Di Perancis Al-Farabi dikenal dengan nama Alpharabius. Bulan Mei lalu, sebuah konferensi online tentangnya diadakan di Kazakhstan. Di Perancis sebuah festival diadakan pula untuk mengenang jasanya. Bahkan beberapa pakar dari Uzbekistan, negara-negara CIS lain, Finladia, Turki, India, Yunani dan Amerika turut menghadiri festival tersebut.
Al-Farabi yang hidup di Damaskus juga pernah tinggal di Alexandria, salah satu kota romantis peninggalan Alexander Agung di Mesir. Di samping mahir berbicara bahasa Yunani, ia juga lihai menerjemahkan teks-teks Yunani Kuno.
Al-Farabi juga familiar dengan teologi Kristen, filsafat dan pemikiran-pemikiran Yunani Kuno. Meskipun mayoritas karyanya bertema filsafat, ia juga menulis tentang musik dan kimia.
Dikenal sebagai “Sarjana Timur”, Al-Farabi berhasil menulis sekitar 100 karya ilmiah dan beberapa terjemahan teks-teks Yunani Kuno.
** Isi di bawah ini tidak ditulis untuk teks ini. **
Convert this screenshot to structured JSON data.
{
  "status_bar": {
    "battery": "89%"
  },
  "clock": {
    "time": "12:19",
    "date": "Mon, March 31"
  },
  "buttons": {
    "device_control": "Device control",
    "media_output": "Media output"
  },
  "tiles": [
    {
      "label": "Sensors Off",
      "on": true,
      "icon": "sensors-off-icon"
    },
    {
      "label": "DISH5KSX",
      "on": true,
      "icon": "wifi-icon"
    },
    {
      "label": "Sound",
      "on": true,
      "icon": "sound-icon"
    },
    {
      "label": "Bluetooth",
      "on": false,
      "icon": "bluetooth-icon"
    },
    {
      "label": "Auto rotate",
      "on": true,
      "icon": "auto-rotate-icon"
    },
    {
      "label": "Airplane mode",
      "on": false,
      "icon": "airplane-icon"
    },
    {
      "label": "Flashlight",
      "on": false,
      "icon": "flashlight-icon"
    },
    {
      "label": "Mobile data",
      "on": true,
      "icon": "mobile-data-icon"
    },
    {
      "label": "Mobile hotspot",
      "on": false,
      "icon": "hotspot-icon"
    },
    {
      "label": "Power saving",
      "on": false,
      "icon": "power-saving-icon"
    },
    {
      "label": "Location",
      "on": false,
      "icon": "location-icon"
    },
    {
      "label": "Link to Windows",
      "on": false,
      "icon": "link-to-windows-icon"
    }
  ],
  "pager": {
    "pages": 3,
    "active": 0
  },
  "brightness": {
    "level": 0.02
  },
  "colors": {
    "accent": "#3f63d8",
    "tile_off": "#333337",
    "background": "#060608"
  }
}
Bahkan karyanya menjadi salah satu inspirasi ilmuwan dan fisikiawan Arab seperti Ibnu Sina dan Musa bin Maimon, seorang filsuf Yahudi ternama.
Ketertarikan terhadap warisan intelektual Al-Farabi tumbuh subur pada tahun 1920 dan 1930-an, ketika seorang ilmuwan muda dari negara bagian Soviet, Kazakhstan, meneliti sejarah nenek moyang mereka.
“Kita berhutang budi kepada seorang geolog Kazakhstan, Akhzan Mashanov (Mashani dalam ejaan modern) yang pada tahun 1960 menulis surat kepada otoritas negara, menunjukkan fakta bahwa buku-buku Al-Farabi hampir tidak diketahui di Uni Soviet. Meskipun faktanya karya tersebut sering dikutip oleh Oswald Spengler (Filsuf terkenal Jerman) dan para filsuf terkemuka Eropa lainya.” papar sebuah artikel yang meringkas karya-karya ilmuwan Kazakhstan tentang preservasi warisan intelektual Al-Farabi.
“Al-Farabi, pakar hebat yang terkemuka ini merupakan penduduk asli Kazakhstan” koran Nezavisimaya Gazeta mengutip surat Mashani tahun 1960. Harian Rusia itu juga melaporkan dalam sebuah artikel bahwa Di Kazakhstan, nama Al-Farabi semakin dikenal khalayak.
Al-Farabi meurpakan salah satu tokoh pendiri budaya filsafat Arab. Ia bahkan dijuluki sebagai “Guru kedua” setelah Aristoteles. Di Kazakhstan tempat komunitas Yunani bisa hidup bahagia, peradaban Yunani bisa diterima melalui ajaran-ajaran Al-Farabi.